Sama seperti orang tua yang terpaksa harus mendisiplinkan anaknya lewat hukuman, Tuhan sebagai Bapa yang penuh kasih pun terkadang perlu untuk mendisiplinkan kita. Ketika menjalaninya bisa jadi terasa menyakitkan. Kita terkadang mengeluh bahkan berteriak karena menganggap Tuhan terlalu keras atau malah menuduhNya tidak adil. Ketika Dia menghukum kita, kita menganggap bahwa Tuhan berlaku kasar dan tidak sesuai dengan sosokNya yang penuh kasih. Tentu tidak seperti itu.
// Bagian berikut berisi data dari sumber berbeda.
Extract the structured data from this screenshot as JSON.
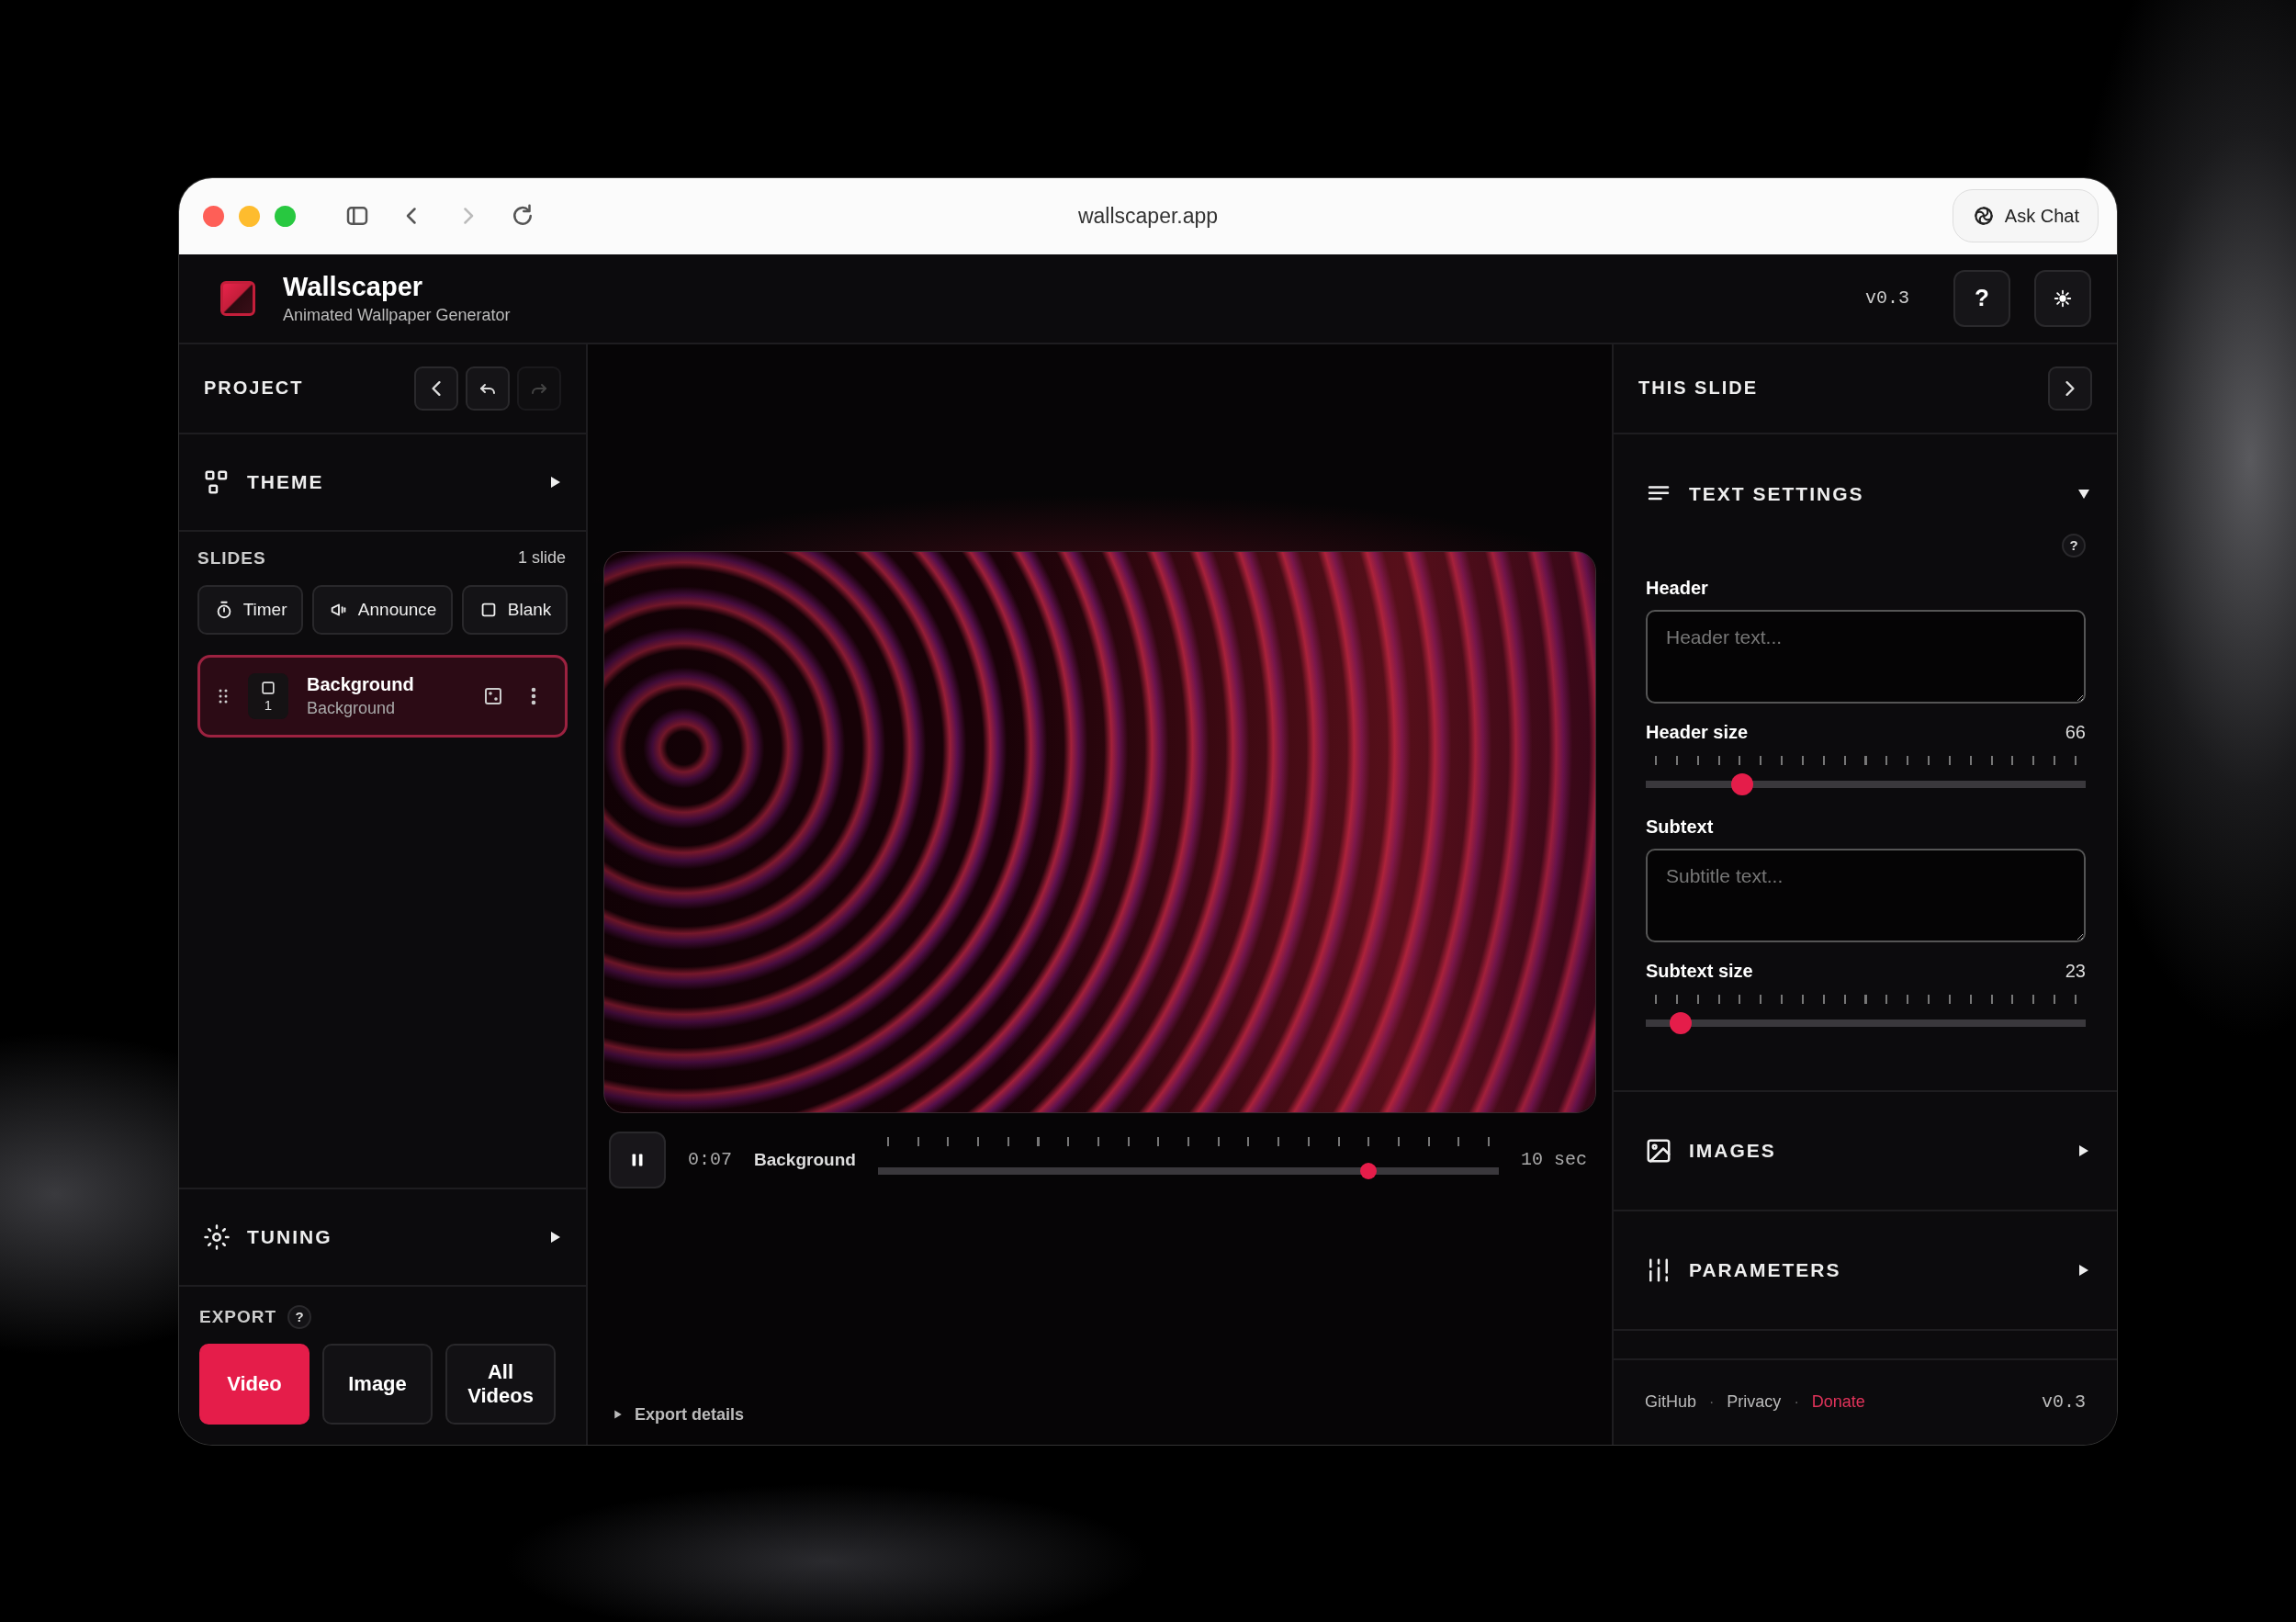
{
  "browser": {
    "url": "wallscaper.app",
    "ask_chat": "Ask Chat"
  },
  "app": {
    "title": "Wallscaper",
    "subtitle": "Animated Wallpaper Generator",
    "version": "v0.3",
    "help": "?"
  },
  "left_panel": {
    "title": "PROJECT",
    "nav_buttons": [
      {
        "kind": "back",
        "disabled": false
      },
      {
        "kind": "undo",
        "disabled": false
      },
      {
        "kind": "redo",
        "disabled": true
      }
    ],
    "theme": {
      "label": "THEME",
      "expanded": false
    },
    "slides": {
      "title": "SLIDES",
      "count": "1 slide",
      "add_buttons": [
        {
          "label": "Timer",
          "kind": "timer"
        },
        {
          "label": "Announce",
          "kind": "announce"
        },
        {
          "label": "Blank",
          "kind": "blank"
        }
      ],
      "items": [
        {
          "number": "1",
          "title": "Background",
          "subtitle": "Background",
          "selected": true
        }
      ]
    },
    "tuning": {
      "label": "TUNING",
      "expanded": false
    },
    "export": {
      "title": "EXPORT",
      "help": "?",
      "buttons": [
        {
          "label": "Video",
          "selected": true
        },
        {
          "label": "Image",
          "selected": false
        },
        {
          "label": "All Videos",
          "selected": false
        }
      ]
    }
  },
  "player": {
    "playing": true,
    "time": "0:07",
    "slide": "Background",
    "level": 0.79,
    "duration": "10 sec",
    "export_details": "Export details"
  },
  "right_panel": {
    "title": "THIS SLIDE",
    "sections": [
      {
        "kind": "text",
        "label": "TEXT SETTINGS",
        "expanded": true,
        "help": "?",
        "fields": [
          {
            "kind": "textarea",
            "label": "Header",
            "placeholder": "Header text..."
          },
          {
            "kind": "slider",
            "label": "Header size",
            "reading": "66",
            "level": 0.22
          },
          {
            "kind": "textarea",
            "label": "Subtext",
            "placeholder": "Subtitle text..."
          },
          {
            "kind": "slider",
            "label": "Subtext size",
            "reading": "23",
            "level": 0.08
          }
        ]
      },
      {
        "kind": "images",
        "label": "IMAGES",
        "expanded": false
      },
      {
        "kind": "parameters",
        "label": "PARAMETERS",
        "expanded": false
      }
    ],
    "footer": {
      "separator": "·",
      "links": [
        {
          "label": "GitHub",
          "highlight": false
        },
        {
          "label": "Privacy",
          "highlight": false
        },
        {
          "label": "Donate",
          "highlight": true
        }
      ],
      "version": "v0.3"
    }
  }
}
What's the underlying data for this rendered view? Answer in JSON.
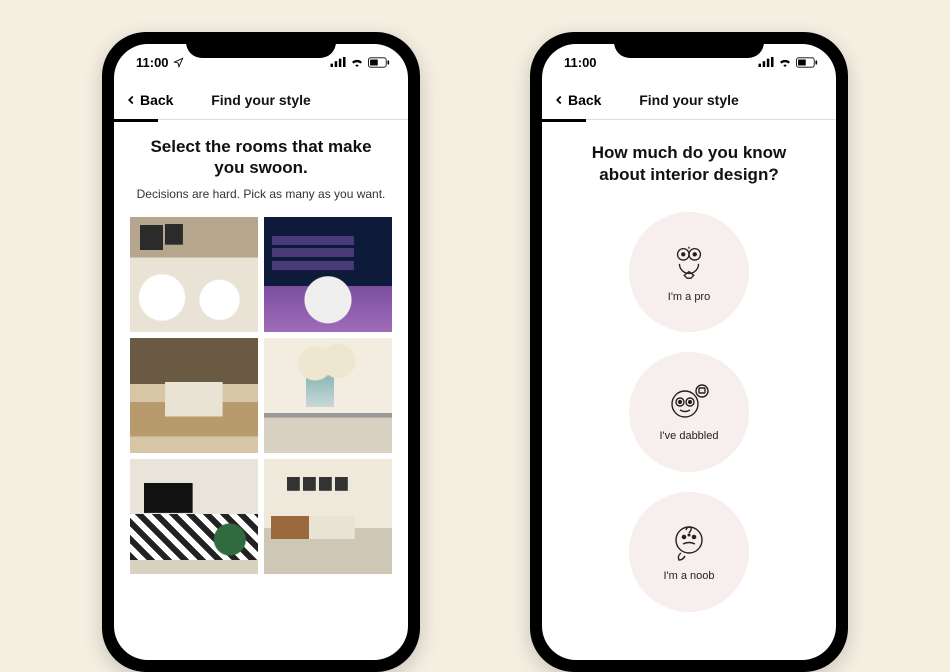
{
  "statusbar": {
    "time": "11:00"
  },
  "nav": {
    "back_label": "Back",
    "title": "Find your style"
  },
  "screen1": {
    "heading": "Select the rooms that make you swoon.",
    "subheading": "Decisions are hard. Pick as many as you want.",
    "rooms": [
      {
        "id": "room-1"
      },
      {
        "id": "room-2"
      },
      {
        "id": "room-3"
      },
      {
        "id": "room-4"
      },
      {
        "id": "room-5"
      },
      {
        "id": "room-6"
      }
    ]
  },
  "screen2": {
    "heading": "How much do you know about interior design?",
    "options": [
      {
        "icon": "pro-face-icon",
        "label": "I'm a pro"
      },
      {
        "icon": "dabbled-face-icon",
        "label": "I've dabbled"
      },
      {
        "icon": "noob-face-icon",
        "label": "I'm a noob"
      }
    ]
  }
}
Kita harus tahu bahwa terkadang kita bisa melakukan kesalahan, dan karenanya kita butuh ditegur atau bahkan dihukum. Itu bukan dengan tujuan menyakiti kita, melainkan untuk membangun diri kita agar menjadi layak di hadapanNya, seperti apa yang Dia rindukan bagi kita semua. All for our own sake. Dan itu akan jauh lebih baik ketimbang kita dibiarkan terus melenceng dan kemudian harus kehilangan keselamatan yang sudah diberikan Kristus bagi kita.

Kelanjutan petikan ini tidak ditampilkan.